The Survival of the Fittest

Upon graduation and with some money in his pocket, he got a position as a clerk in the U.S. Court of Appeals in San Francisco, making about $43 a week. Then in 1951, at the ripe young age of 28, he became partner in the Washington law firm of Ford, Bergson, Adams, Borkland & Redstone, earning an astounding $100,000 a year back when six-figure incomes seemed more like rumor than reality. It was during this time that Sumner made one of his first risk-taking decisions—he left his prestigious high-paying job to work for his father for just $5,000 a year.

“When I was a lawyer I enjoyed practicing law because I thought I would make the world better,” explains Sumner. “It may sound jargonistic today, but a lot of kids, particularly in Washington, thought they were going to make a dent by being lawyers. And when I realized that the law was just another business, I decided I had enough and went to work for my father’s company.”

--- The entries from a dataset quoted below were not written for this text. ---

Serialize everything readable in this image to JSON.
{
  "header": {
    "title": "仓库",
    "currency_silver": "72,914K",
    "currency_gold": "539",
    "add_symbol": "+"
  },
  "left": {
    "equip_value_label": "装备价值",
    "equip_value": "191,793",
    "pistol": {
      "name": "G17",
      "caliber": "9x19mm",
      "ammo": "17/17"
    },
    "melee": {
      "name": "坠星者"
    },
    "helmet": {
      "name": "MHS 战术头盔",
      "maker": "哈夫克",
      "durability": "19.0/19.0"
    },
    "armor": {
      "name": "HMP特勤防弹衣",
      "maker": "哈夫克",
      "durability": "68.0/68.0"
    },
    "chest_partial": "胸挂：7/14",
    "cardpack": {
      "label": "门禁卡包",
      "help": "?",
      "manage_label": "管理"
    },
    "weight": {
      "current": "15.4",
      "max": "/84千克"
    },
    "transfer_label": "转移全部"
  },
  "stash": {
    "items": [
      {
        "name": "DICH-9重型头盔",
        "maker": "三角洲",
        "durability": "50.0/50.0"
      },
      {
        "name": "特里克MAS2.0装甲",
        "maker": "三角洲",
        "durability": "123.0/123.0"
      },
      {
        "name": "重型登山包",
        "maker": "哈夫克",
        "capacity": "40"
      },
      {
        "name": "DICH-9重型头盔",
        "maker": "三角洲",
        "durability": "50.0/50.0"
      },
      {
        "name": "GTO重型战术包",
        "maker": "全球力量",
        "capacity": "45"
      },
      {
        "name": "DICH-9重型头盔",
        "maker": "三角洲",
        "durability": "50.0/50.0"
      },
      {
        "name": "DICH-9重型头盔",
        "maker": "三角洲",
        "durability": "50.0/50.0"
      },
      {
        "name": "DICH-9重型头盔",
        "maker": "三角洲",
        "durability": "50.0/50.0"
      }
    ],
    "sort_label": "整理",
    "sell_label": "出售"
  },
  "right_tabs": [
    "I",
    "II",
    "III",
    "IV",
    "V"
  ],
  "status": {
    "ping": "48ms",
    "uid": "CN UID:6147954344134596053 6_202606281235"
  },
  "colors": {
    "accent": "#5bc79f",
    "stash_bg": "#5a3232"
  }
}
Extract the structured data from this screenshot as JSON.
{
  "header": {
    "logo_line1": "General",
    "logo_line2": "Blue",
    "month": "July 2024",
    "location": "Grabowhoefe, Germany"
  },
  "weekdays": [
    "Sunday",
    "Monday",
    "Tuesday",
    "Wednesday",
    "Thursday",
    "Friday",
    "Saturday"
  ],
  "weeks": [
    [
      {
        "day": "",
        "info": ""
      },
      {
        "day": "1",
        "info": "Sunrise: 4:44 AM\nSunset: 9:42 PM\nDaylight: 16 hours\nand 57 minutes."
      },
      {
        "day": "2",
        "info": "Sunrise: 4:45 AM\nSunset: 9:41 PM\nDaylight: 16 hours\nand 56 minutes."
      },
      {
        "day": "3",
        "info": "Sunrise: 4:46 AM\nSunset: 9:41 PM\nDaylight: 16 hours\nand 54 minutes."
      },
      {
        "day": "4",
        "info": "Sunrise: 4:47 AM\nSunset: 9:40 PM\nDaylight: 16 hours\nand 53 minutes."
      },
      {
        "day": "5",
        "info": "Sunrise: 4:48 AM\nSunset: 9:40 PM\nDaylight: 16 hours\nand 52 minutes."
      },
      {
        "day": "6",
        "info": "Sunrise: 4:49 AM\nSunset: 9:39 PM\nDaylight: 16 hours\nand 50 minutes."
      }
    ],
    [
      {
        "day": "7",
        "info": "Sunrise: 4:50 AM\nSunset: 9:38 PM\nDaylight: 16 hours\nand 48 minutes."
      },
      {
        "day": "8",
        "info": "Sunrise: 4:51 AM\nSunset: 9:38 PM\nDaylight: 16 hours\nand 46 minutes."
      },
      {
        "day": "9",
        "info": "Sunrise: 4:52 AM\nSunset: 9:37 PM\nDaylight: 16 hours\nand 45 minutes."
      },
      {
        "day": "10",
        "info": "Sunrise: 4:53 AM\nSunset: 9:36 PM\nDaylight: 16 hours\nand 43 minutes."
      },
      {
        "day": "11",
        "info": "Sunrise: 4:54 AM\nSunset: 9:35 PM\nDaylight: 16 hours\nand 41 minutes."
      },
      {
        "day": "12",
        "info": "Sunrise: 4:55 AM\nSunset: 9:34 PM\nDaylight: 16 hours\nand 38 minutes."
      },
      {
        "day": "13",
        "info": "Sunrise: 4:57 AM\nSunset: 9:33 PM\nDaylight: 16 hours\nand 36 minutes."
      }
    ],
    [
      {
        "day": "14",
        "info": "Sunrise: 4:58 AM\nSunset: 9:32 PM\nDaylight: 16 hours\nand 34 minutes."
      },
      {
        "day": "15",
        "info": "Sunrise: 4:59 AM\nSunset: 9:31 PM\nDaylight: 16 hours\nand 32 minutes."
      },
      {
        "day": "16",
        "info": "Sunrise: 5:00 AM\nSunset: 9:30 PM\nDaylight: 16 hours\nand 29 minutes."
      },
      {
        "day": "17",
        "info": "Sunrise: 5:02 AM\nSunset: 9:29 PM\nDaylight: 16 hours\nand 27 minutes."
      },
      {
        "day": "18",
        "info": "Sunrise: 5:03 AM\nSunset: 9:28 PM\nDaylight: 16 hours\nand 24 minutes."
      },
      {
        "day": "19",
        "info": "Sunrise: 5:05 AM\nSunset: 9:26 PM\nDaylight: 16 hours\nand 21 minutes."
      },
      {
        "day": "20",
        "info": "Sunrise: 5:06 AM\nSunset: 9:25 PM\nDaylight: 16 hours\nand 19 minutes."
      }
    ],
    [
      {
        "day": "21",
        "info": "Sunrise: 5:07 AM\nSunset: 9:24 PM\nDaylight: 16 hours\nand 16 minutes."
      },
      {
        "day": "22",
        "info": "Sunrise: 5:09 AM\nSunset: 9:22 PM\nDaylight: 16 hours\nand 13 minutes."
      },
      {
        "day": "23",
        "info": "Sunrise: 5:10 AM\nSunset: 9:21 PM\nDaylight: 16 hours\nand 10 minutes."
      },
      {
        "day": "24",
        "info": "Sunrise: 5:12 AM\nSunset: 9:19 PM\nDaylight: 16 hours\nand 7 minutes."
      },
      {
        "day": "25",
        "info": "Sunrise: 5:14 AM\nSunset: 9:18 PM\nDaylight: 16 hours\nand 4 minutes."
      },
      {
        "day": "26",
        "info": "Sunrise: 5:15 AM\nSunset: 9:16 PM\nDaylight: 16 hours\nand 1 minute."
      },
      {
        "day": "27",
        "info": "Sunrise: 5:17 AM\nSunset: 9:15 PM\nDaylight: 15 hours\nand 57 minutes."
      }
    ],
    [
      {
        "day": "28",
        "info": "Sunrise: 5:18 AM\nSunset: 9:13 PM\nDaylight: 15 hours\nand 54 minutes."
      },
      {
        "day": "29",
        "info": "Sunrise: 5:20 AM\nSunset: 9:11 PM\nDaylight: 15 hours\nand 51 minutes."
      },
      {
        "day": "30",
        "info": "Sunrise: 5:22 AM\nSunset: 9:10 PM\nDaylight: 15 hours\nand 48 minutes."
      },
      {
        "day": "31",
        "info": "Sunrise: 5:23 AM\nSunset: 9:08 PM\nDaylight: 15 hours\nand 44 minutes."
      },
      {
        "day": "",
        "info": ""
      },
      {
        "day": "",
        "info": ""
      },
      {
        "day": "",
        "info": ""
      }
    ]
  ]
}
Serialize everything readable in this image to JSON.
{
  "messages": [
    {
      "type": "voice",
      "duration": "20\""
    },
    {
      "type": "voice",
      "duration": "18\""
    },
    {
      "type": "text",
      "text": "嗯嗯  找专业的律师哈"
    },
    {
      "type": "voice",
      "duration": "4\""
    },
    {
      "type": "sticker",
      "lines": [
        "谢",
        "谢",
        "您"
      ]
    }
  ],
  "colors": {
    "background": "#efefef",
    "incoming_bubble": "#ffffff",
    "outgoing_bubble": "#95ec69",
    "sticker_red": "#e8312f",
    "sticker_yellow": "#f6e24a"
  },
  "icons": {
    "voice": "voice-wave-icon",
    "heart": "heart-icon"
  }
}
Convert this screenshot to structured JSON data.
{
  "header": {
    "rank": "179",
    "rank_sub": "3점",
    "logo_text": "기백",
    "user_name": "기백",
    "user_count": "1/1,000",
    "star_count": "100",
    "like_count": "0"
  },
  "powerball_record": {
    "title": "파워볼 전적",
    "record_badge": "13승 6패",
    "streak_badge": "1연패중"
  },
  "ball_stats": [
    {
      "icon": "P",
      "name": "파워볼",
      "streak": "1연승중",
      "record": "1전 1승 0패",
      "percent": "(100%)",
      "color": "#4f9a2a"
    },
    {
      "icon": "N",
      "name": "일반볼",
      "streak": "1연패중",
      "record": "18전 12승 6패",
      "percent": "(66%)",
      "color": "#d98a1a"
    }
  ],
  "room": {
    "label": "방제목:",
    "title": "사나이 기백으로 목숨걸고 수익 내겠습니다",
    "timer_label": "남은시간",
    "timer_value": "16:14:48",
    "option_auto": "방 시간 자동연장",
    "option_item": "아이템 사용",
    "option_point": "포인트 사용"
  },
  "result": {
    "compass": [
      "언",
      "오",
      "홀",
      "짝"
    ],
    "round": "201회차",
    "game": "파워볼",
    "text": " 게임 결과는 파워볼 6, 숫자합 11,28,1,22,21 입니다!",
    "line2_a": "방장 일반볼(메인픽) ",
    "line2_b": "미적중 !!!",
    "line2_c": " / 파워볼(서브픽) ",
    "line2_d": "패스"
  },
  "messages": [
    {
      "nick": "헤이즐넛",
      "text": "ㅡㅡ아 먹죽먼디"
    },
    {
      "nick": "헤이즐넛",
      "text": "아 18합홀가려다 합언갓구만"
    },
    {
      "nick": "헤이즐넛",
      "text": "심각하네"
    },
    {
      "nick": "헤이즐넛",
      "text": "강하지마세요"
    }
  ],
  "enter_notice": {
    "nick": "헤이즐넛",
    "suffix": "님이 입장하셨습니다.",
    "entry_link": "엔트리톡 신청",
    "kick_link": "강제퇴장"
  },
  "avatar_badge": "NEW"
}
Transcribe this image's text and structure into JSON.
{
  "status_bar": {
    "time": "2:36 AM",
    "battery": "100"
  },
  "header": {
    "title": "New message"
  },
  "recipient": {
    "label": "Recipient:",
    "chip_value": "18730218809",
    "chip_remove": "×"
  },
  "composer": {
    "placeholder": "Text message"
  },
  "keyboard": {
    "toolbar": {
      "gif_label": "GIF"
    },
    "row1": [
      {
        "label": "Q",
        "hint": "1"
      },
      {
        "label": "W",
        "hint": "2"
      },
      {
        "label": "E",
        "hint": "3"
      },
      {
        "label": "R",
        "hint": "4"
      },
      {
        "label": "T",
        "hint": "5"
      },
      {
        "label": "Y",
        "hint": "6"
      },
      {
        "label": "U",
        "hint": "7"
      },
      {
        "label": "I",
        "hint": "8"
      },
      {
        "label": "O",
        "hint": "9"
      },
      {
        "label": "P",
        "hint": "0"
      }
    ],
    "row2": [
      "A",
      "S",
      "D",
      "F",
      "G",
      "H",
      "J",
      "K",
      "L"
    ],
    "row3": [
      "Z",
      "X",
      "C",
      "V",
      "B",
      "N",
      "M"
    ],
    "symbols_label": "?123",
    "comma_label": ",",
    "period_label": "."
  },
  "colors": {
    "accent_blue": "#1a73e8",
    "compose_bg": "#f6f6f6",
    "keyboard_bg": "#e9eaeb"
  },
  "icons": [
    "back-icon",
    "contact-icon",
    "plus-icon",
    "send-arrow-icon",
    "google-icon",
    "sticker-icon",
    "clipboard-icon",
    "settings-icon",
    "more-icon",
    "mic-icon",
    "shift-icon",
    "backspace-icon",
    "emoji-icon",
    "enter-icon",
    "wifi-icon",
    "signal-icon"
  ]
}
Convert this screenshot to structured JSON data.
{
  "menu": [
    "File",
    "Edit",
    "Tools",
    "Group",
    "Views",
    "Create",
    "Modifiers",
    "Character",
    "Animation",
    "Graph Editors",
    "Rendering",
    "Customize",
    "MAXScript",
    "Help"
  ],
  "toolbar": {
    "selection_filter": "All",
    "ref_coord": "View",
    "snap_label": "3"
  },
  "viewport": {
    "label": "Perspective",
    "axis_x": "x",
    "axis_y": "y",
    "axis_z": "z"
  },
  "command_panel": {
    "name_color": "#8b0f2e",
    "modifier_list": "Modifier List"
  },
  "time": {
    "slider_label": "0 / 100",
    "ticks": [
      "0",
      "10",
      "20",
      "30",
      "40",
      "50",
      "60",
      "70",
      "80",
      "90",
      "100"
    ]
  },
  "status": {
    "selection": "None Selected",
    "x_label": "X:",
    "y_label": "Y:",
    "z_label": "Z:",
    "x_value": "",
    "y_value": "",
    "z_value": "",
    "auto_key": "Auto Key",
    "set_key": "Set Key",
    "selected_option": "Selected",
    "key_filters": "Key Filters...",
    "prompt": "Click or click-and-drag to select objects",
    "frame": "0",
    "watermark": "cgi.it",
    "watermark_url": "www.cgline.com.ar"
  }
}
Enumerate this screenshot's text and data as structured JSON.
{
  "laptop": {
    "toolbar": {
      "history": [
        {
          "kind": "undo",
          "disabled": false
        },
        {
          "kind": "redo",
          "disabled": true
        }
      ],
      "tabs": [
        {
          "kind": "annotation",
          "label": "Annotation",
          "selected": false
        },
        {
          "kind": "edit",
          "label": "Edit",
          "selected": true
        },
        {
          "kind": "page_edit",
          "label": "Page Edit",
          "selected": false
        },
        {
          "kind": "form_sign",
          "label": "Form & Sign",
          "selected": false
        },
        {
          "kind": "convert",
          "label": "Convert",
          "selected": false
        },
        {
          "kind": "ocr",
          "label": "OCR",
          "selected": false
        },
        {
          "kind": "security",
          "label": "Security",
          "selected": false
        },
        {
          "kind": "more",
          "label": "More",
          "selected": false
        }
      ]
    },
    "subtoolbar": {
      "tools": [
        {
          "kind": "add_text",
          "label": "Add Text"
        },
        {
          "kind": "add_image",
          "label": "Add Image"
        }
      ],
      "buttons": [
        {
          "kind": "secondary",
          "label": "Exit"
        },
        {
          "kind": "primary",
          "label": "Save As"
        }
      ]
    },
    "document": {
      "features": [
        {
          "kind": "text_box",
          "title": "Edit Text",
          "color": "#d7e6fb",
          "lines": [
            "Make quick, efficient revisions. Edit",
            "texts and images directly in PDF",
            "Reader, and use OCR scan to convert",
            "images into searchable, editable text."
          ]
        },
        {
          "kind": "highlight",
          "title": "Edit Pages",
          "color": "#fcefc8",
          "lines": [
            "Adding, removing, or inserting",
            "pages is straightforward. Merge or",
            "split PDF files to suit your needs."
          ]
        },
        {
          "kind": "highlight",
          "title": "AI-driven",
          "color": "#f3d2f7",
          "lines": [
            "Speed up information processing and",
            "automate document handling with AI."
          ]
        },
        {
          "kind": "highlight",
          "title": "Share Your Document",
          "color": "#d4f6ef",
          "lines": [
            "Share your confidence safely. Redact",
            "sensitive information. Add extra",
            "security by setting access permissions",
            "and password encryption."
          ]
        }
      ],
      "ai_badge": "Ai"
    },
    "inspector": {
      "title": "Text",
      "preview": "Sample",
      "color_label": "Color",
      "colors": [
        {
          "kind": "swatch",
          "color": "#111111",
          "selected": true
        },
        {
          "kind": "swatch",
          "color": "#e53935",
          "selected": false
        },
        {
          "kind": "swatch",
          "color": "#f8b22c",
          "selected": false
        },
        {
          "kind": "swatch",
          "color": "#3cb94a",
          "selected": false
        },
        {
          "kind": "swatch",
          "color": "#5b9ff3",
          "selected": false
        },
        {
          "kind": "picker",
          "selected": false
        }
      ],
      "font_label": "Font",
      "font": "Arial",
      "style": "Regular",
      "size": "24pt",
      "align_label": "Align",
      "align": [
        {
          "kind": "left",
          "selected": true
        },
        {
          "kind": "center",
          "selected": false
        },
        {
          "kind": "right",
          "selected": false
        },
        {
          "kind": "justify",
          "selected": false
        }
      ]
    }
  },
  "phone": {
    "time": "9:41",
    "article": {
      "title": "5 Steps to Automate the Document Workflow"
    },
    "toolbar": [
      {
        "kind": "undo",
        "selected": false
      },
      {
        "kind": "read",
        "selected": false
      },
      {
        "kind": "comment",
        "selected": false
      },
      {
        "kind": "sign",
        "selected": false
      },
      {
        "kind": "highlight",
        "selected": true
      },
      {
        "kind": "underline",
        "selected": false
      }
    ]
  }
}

Sumner’s father and younger brother Edward ran Redstone Management, the family’s small chain of drive-in theaters in the Northeast. They were small fish in a large pond trying to stay competitive against the big Hollywood studios that owned theaters and wouldn’t give them first-run on new movies. Sumner took Hollywood to court and won.

Not long after, Sumner started to see the bigger picture, so to speak.

Sumner gradually took control of the business and later changed the company name to National Amusements, Inc. The business grew from a regional chain with 59 screens in 1964, to 129 screens in 1974, to where it stands today as a major international circuit with more than 1,500 motion picture screens in the U.S., the U.K., Latin America, and Russia, as well as a portfolio of real estate assets and a partnership in MovieTickets.com, an online ticketing service.